Obviously, where the multiplicand is not a power of two, a combination of shifts and additions (one where the number of each is non-zero) is necessary.

Answer 9

Multiplication of signed or unsigned values by powers of two is equivalent to left-shifting, and most compilers will make the substitution. Division of unsigned values, or signed values which the compiler can prove are never negative, is equivalent to right-shifting, and most compilers will make that substitution (though some aren't sophisticated enough to prove when signed values can't be negative).

It should be noted, however, that division of potentially-negative signed values is not equivalent to right-shifting.

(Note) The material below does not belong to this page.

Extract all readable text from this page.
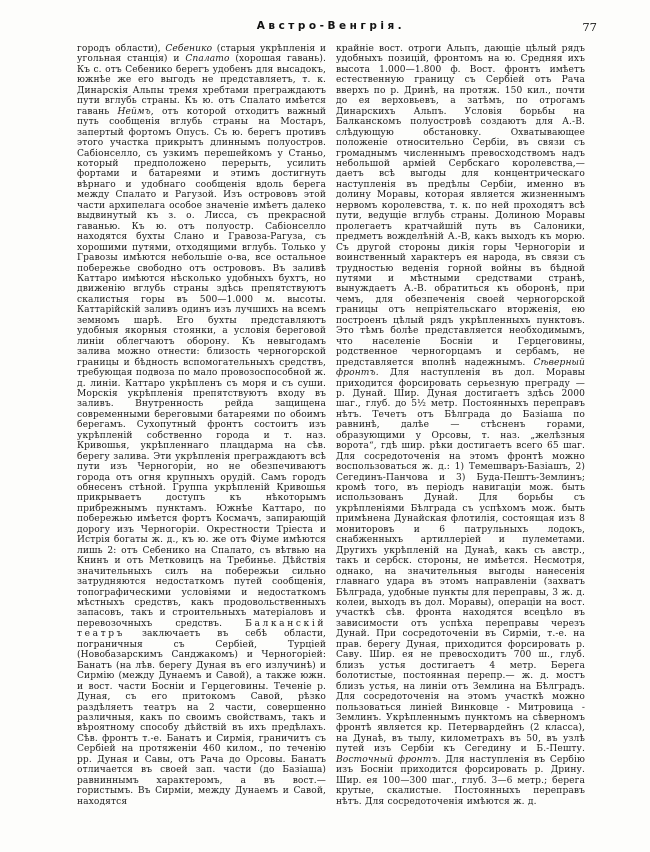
Австро-Венгрія.	77
городъ области), Себенико (старыя укрѣпленія и угольная станція) и Спалато (хорошая гавань). Къ с. отъ Себенико берегъ удобенъ для высадокъ, южнѣе же его выгодъ не представляетъ, т. к. Динарскія Альпы тремя хребтами преграждаютъ пути вглубь страны. Къ ю. отъ Спалато имѣется гавань Неймъ, отъ которой отходитъ важный путь сообщенія вглубь страны на Мостаръ, запертый фортомъ Опусъ. Съ ю. берегъ противъ этого участка прикрытъ длиннымъ полуостров. Сабіонселло, съ узкимъ перешейкомъ у Станьо, который предположено перерыть, усилить фортами и батареями и этимъ достигнуть вѣрнаго и удобнаго сообщенія вдоль берега между Спалато и Рагузой. Изъ острововъ этой части архипелага особое значеніе имѣетъ далеко выдвинутый къ з. о. Лисса, съ прекрасной гаванью. Къ ю. отъ полуостр. Сабіонселло находятся бухты Слано и Гравоза-Рагуза, съ хорошими путями, отходящими вглубь. Только у Гравозы имѣются небольшіе о-ва, все остальное побережье свободно отъ острововъ. Въ заливѣ Каттаро имѣются нѣсколько удобныхъ бухтъ, но движенію вглубь страны здѣсь препятствуютъ скалистыя горы въ 500—1.000 м. высоты. Каттарійскій заливъ одинъ изъ лучшихъ на всемъ земномъ шарѣ. Его бухты представляютъ удобныя якорныя стоянки, а условія береговой линіи облегчаютъ оборону. Къ невыгодамъ залива можно отнести: близость черногорской границы и бѣдность вспомогательныхъ средствъ, требующая подвоза по мало провозоспособной ж. д. линіи. Каттаро укрѣпленъ съ моря и съ суши. Морскія укрѣпленія препятствуютъ входу въ заливъ. Внутренность рейда защищена современными береговыми батареями по обоимъ берегамъ. Сухопутный фронтъ состоитъ изъ укрѣпленій собственно города и т. наз. Кривошья, укрѣпленнаго плацдарма на сѣв. берегу залива. Эти укрѣпленія преграждаютъ всѣ пути изъ Черногоріи, но не обезпечиваютъ города отъ огня крупныхъ орудій. Самъ городъ обнесенъ стѣной. Группа укрѣпленій Кривошья прикрываетъ доступъ къ нѣкоторымъ прибрежнымъ пунктамъ. Южнѣе Каттаро, по побережью имѣется фортъ Космачъ, запирающій дорогу изъ Черногоріи. Окрестности Тріеста и Истрія богаты ж. д., къ ю. же отъ Фіуме имѣются лишь 2: отъ Себенико на Спалато, съ вѣтвью на Книнъ и отъ Метковицъ на Требинье. Дѣйствія значительныхъ силъ на побережьи сильно затрудняются недостаткомъ путей сообщенія, топографическими условіями и недостаткомъ мѣстныхъ средствъ, какъ продовольственныхъ запасовъ, такъ и строительныхъ матеріаловъ и перевозочныхъ средствъ. Балканскій театръ заключаетъ въ себѣ области, пограничныя съ Сербіей, Турціей (Новобазарскимъ Санджакомъ) и Черногоріей: Банатъ (на лѣв. берегу Дуная въ его излучинѣ) и Сирмію (между Дунаемъ и Савой), а также южн. и вост. части Босніи и Герцеговины. Теченіе р. Дуная, съ его притокомъ Савой, рѣзко раздѣляетъ театръ на 2 части, совершенно различныя, какъ по своимъ свойствамъ, такъ и вѣроятному способу дѣйствій въ ихъ предѣлахъ. Сѣв. фронтъ т.-е. Банатъ и Сирмія, граничитъ съ Сербіей на протяженіи 460 килом., по теченію рр. Дуная и Савы, отъ Рача до Орсовы. Банатъ отличается въ своей зап. части (до Базіаша) равниннымъ характеромъ, а въ вост.— гористымъ. Въ Сирміи, между Дунаемъ и Савой, находятся
крайніе вост. отроги Альпъ, дающіе цѣлый рядъ удобныхъ позицій, фронтомъ на ю. Средняя ихъ высота 1.000—1.800 ф. Вост. фронтъ имѣетъ естественную границу съ Сербіей отъ Рача вверхъ по р. Дринѣ, на протяж. 150 кил., почти до ея верховьевъ, а затѣмъ, по отрогамъ Динарскихъ Альпъ. Условія борьбы на Балканскомъ полуостровѣ создаютъ для А.-В. слѣдующую обстановку. Охватывающее положеніе относительно Сербіи, въ связи съ громаднымъ численнымъ превосходствомъ надъ небольшой арміей Сербскаго королевства,— даетъ всѣ выгоды для концентрическаго наступленія въ предѣлы Сербіи, именно въ долину Моравы, которая является жизненнымъ нервомъ королевства, т. к. по ней проходятъ всѣ пути, ведущіе вглубь страны. Долиною Моравы пролегаетъ кратчайшій путь въ Салоники, предметъ вожделѣній А.-В, какъ выходъ къ морю. Съ другой стороны дикія горы Черногоріи и воинственный характеръ ея народа, въ связи съ трудностью веденія горной войны въ бѣдной путями и мѣстными средствами странѣ, вынуждаетъ А.-В. обратиться къ оборонѣ, при чемъ, для обезпеченія своей черногорской границы отъ непріятельскаго вторженія, ею построенъ цѣлый рядъ укрѣпленныхъ пунктовъ. Это тѣмъ болѣе представляется необходимымъ, что населеніе Босніи и Герцеговины, родственное черногорцамъ и сербамъ, не представляется вполнѣ надежнымъ. Сѣверный фронтъ. Для наступленія въ дол. Моравы приходится форсировать серьезную преграду — р. Дунай. Шир. Дуная достигаетъ здѣсь 2000 шаг., глуб. до 5½ метр. Постоянныхъ переправъ нѣтъ. Течетъ отъ Бѣлграда до Базіаша по равнинѣ, далѣе — стѣсненъ горами, образующими у Орсовы, т. наз. „желѣзныя ворота“, гдѣ шир. рѣки достигаетъ всего 65 шаг. Для сосредоточенія на этомъ фронтѣ можно воспользоваться ж. д.: 1) Темешваръ-Базіашъ, 2) Сегединъ-Панчова и 3) Буда-Пештъ-Землинъ; кромѣ того, въ періодъ навигаціи мож. быть использованъ Дунай. Для борьбы съ укрѣпленіями Бѣлграда съ успѣхомъ мож. быть примѣнена Дунайская флотилія, состоящая изъ 8 мониторовъ и 6 патрульныхъ лодокъ, снабженныхъ артиллеріей и пулеметами. Другихъ укрѣпленій на Дунаѣ, какъ съ австр., такъ и сербск. стороны, не имѣется. Несмотря, однако, на значительныя выгоды нанесенія главнаго удара въ этомъ направленіи (захватъ Бѣлграда, удобные пункты для переправы, 3 ж. д. колеи, выходъ въ дол. Моравы), операціи на вост. участкѣ сѣв. фронта находятся всецѣло въ зависимости отъ успѣха переправы черезъ Дунай. При сосредоточеніи въ Сирміи, т.-е. на прав. берегу Дуная, приходится форсировать р. Саву. Шир. ея не превосходитъ 700 ш., глуб. близъ устья достигаетъ 4 метр. Берега болотистые, постоянная перепр.— ж. д. мостъ близъ устья, на линіи отъ Землина на Бѣлградъ. Для сосредоточенія на этомъ участкѣ можно пользоваться линіей Винковце - Митровица - Землинъ. Укрѣпленнымъ пунктомъ на сѣверномъ фронтѣ является кр. Петервардейнъ (2 класса), на Дунаѣ, въ тылу, километрахъ въ 50, въ узлѣ путей изъ Сербіи къ Сегедину и Б.-Пешту. Восточный фронтъ. Для наступленія въ Сербію изъ Босніи приходится форсировать р. Дрину. Шир. ея 100—300 шаг., глуб. 3—6 метр.; берега крутые, скалистые. Постоянныхъ переправъ нѣтъ. Для сосредоточенія имѣются ж. д.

An expression like (x+8)>>4 is not equivalent to (x+8)/16. The former, in 99% of compilers, will map values from -24 to -9 to -1, -8 to +7 to 0, and +8 to +23 to 1 [rounding numbers almost symmetrically about zero]. The latter will map -39 to -24 to -1, -23 to +7 to 0, and +8 to +23 to +1 [grossly asymmetrical, and likely not what was intended]. Note that even when values are not expected to be negative, use of >>4 will likely yield faster code than /16 unless the compiler can prove the values can't be negative.

Answer 10

Some more info I just checked out.

On x86_64, the MUL opcode has a 10 cycle latency and 1/2 cycle throughput. MOV, ADD and SHL have a latency of 1 cycle, with 2.5, 2.5, and 1.7 cycle throughput.

A multiplication by 15 would require 3 SHL and 3 ADD ops at minimum and probably a couple of MOVs.

https://gmplib.org/~tege/x86-timing.pdf

Answer 11

Your methodology is flawed. Your loop increment and condition checking itself is taking that much time.

• Try running an empty loop and measure the time (call it base).
• Now add 1 shift operation and measure the time (call it s1).
• Next add 10 shift operations and measure the time (call it s2)

If everything is going correctly base-s2 should be 10 times more than base-s1. Otherwise something else is coming into play here.

Now I actually tried this myself and figured, If loops are causing a problem why not remove them entirely. So I went ahead and did this :

int main(){

    int test = 2;
    clock_t launch = clock();

    test << 6;
    test << 6;
    test << 6;
    test << 6;
    //.... 1 million times
    test << 6;

    clock_t done = clock();
    printf("Time taken : %d\n", done - launch);
    return 0;
}

And there you have your result

1 million shift operations in under 1 miliseconds ?.

I did the same thing for multiplication by 64 and got the same result. So probably the compiler is ignoring the operation completely as others mentioned the value of test is never changed.